To simplify - when you long, you bet on price going up. When you short, you bet on price going down. If you went short and price dropped 5%, your profit is 5% (minus commission, slippage, and some other stuff).
Does it really impact your practicing experience that significantly? This is an abstraction over market, it also doesn't have slippage and hundred other things.
Anyway, size is on the feature list, will be added in following weeks.
If averaging down is the key to your daytrading strategy, I suggest you rethink your strategy. There is a good saying - "never add to a losing position".
I've been doing a fair bit of promotion and marketing, because "you build it and they will come" rarely works, even if your stuff is good. But I'm sure any dev who has launched anything already knows that.
I posted this here with close to 0 expectations, because my posts in HN usually don't get much attention. If you've seen this on Reddit, you should know it was very well received in multiple subs, so getting a bit more than 20 upvotes here wouldn't be something out of the ordinary.
The rank of the post got affected by the flamewar detector, not because of voting abnormality.
Please don't break the HN guidelines by insinuating this kind of thing without evidence—they're quite explicit about that (https://news.ycombinator.com/newsguidelines.html), for good reason because most such insinuations are just pure perception. The internet is a bit Rohrshcach diagram that way.
If you're worried about vote manipulation, that doesn't mean you should do nothing! But what you should do is email hn@ycombinator.com so we can investigate. We always do.
Your post got like 30 upvotes in 30 minutes (paid for) which made it rocket up to the front page. The HN mod team then manually removed it from the front page due to vote manipulation. Notice how after your paid votes ran out nobody else gave it many more additional votes - still hovering around 30.
1) My findings are that you can't ever predict future stock performance based on historical data, no matter how many tests/trials/algorithms you run. The reason for this is because we, as mere mortal humans, just simply can't predict the future -- no matter how much we try to obfuscate this fact with math and data science, unless you're modeling every single thing that's happening on the planet at the same time and have created a singularity or something, you just can't. This means there is always something potentially lurking around the corner that can absolutely destroy your returns. Now, can you have success in the short/medium term? Maybe. You have a chance to come out a winner in Vegas too.
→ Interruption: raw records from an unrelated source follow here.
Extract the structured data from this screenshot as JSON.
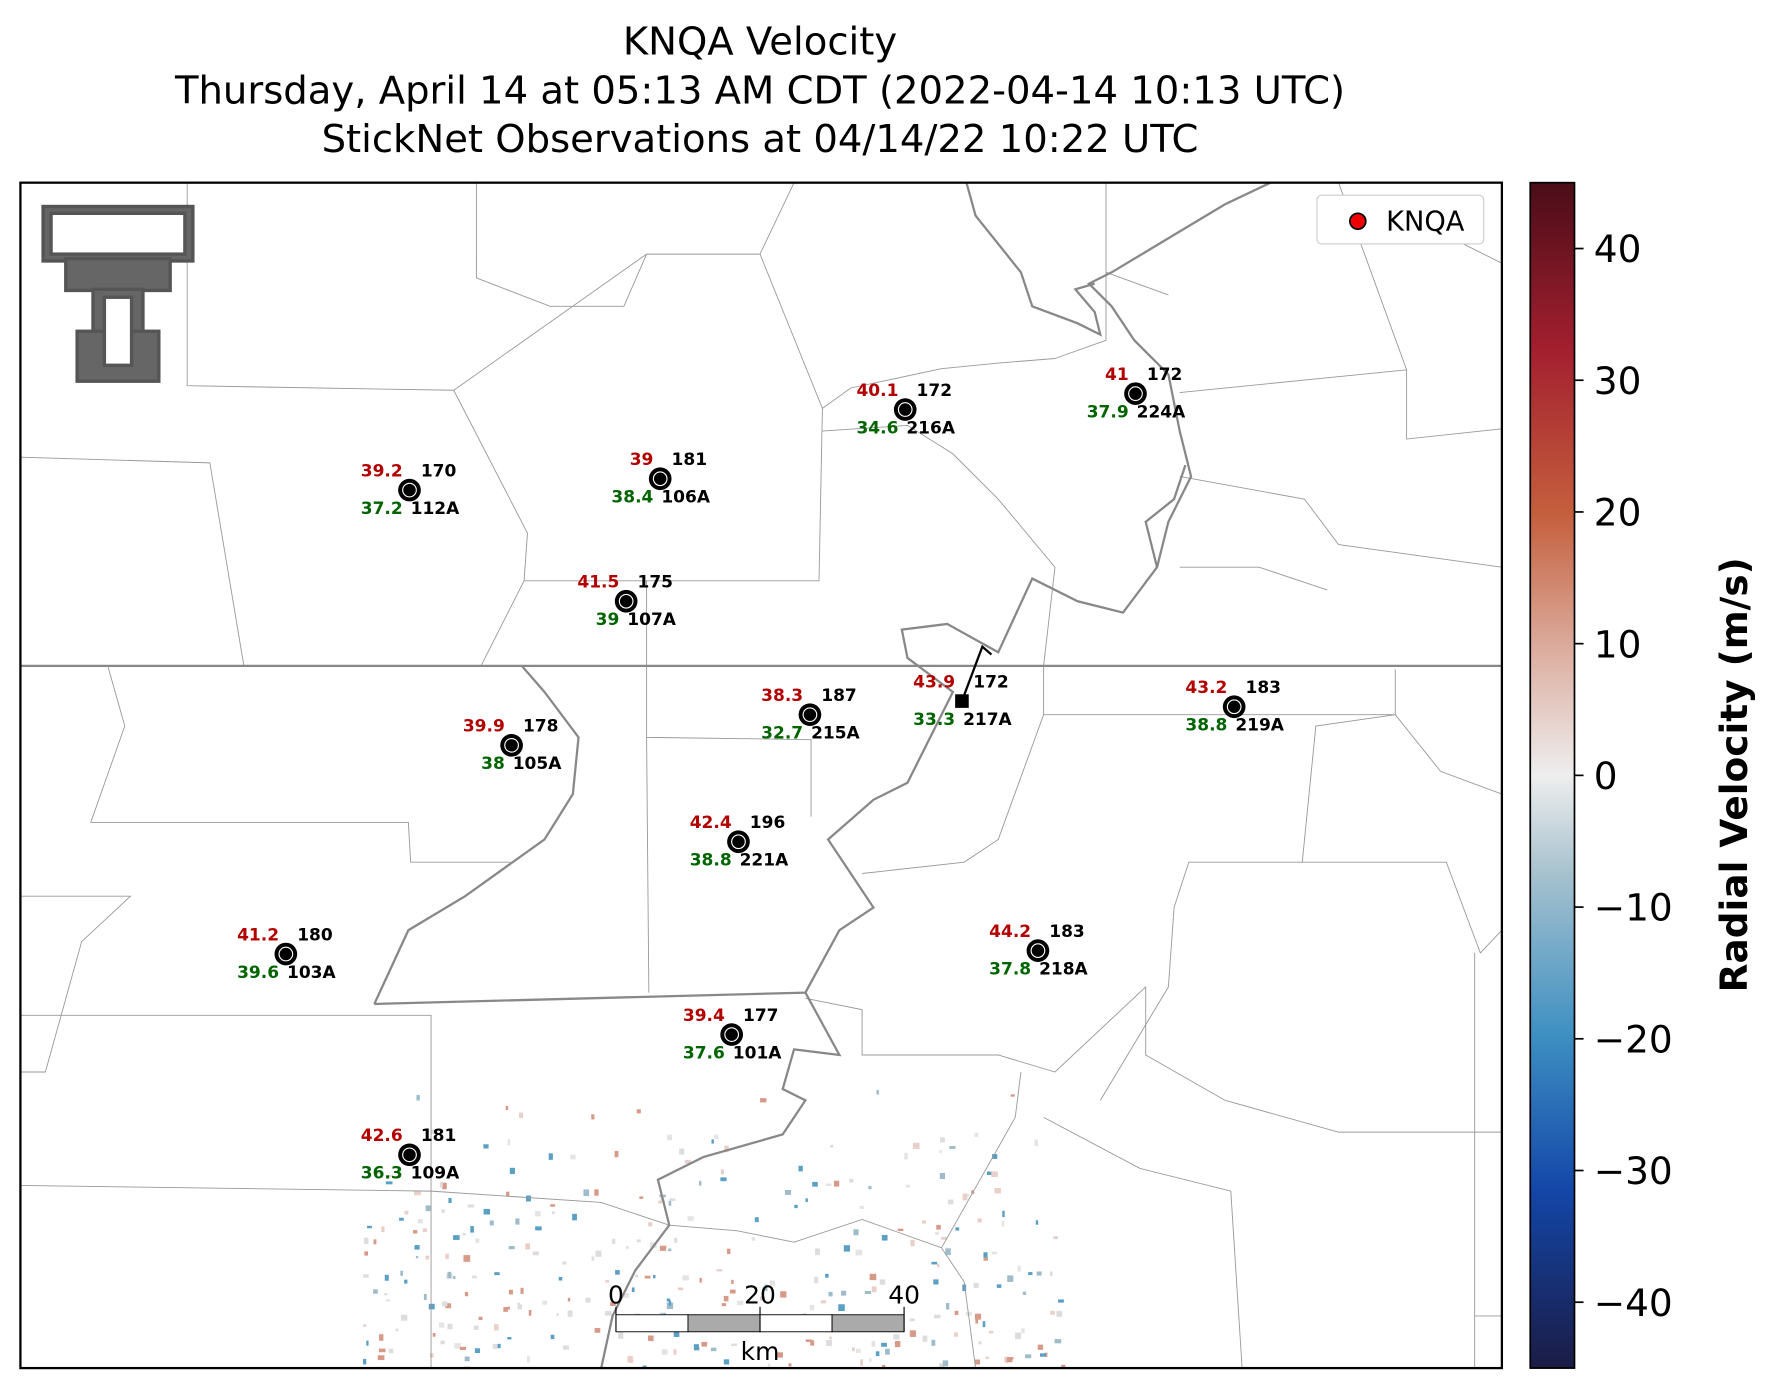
{
  "title_lines": [
    "KNQA Velocity",
    "Thursday, April 14 at 05:13 AM CDT (2022-04-14 10:13 UTC)",
    "StickNet Observations at 04/14/22 10:22 UTC"
  ],
  "legend": {
    "label": "KNQA"
  },
  "stations": [
    {
      "id": "112A",
      "temperature": 39.2,
      "wind_direction": 170,
      "dewpoint": 37.2
    },
    {
      "id": "106A",
      "temperature": 39.0,
      "wind_direction": 181,
      "dewpoint": 38.4
    },
    {
      "id": "216A",
      "temperature": 40.1,
      "wind_direction": 172,
      "dewpoint": 34.6
    },
    {
      "id": "224A",
      "temperature": 41.0,
      "wind_direction": 172,
      "dewpoint": 37.9
    },
    {
      "id": "107A",
      "temperature": 41.5,
      "wind_direction": 175,
      "dewpoint": 39.0
    },
    {
      "id": "215A",
      "temperature": 38.3,
      "wind_direction": 187,
      "dewpoint": 32.7
    },
    {
      "id": "217A",
      "temperature": 43.9,
      "wind_direction": 172,
      "dewpoint": 33.3
    },
    {
      "id": "219A",
      "temperature": 43.2,
      "wind_direction": 183,
      "dewpoint": 38.8
    },
    {
      "id": "105A",
      "temperature": 39.9,
      "wind_direction": 178,
      "dewpoint": 38.0
    },
    {
      "id": "221A",
      "temperature": 42.4,
      "wind_direction": 196,
      "dewpoint": 38.8
    },
    {
      "id": "103A",
      "temperature": 41.2,
      "wind_direction": 180,
      "dewpoint": 39.6
    },
    {
      "id": "218A",
      "temperature": 44.2,
      "wind_direction": 183,
      "dewpoint": 37.8
    },
    {
      "id": "101A",
      "temperature": 39.4,
      "wind_direction": 177,
      "dewpoint": 37.6
    },
    {
      "id": "109A",
      "temperature": 42.6,
      "wind_direction": 181,
      "dewpoint": 36.3
    }
  ],
  "colorbar": {
    "label": "Radial Velocity (m/s)",
    "ylim": [
      -45,
      45
    ],
    "yticks": [
      {
        "value": -40,
        "label": "−40"
      },
      {
        "value": -30,
        "label": "−30"
      },
      {
        "value": -20,
        "label": "−20"
      },
      {
        "value": -10,
        "label": "−10"
      },
      0,
      10,
      20,
      30,
      40
    ]
  },
  "scale_bar": {
    "ticks": [
      0,
      20,
      40
    ],
    "unit": "km"
  }
}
2) The difference between simulated trades and real trades is actually quite significant. Every real trade you make on the market, no matter how small and/or insignificant you think it is, actually does have a real impact on the market. This is where I find it typically goes sideways when people come up with algorithms based on historical data. An analogy for this is voting -- you might feel that your one single vote doesn't matter, but the fact that everyone voted is everything. You can't easily simulate this as far as I can think of.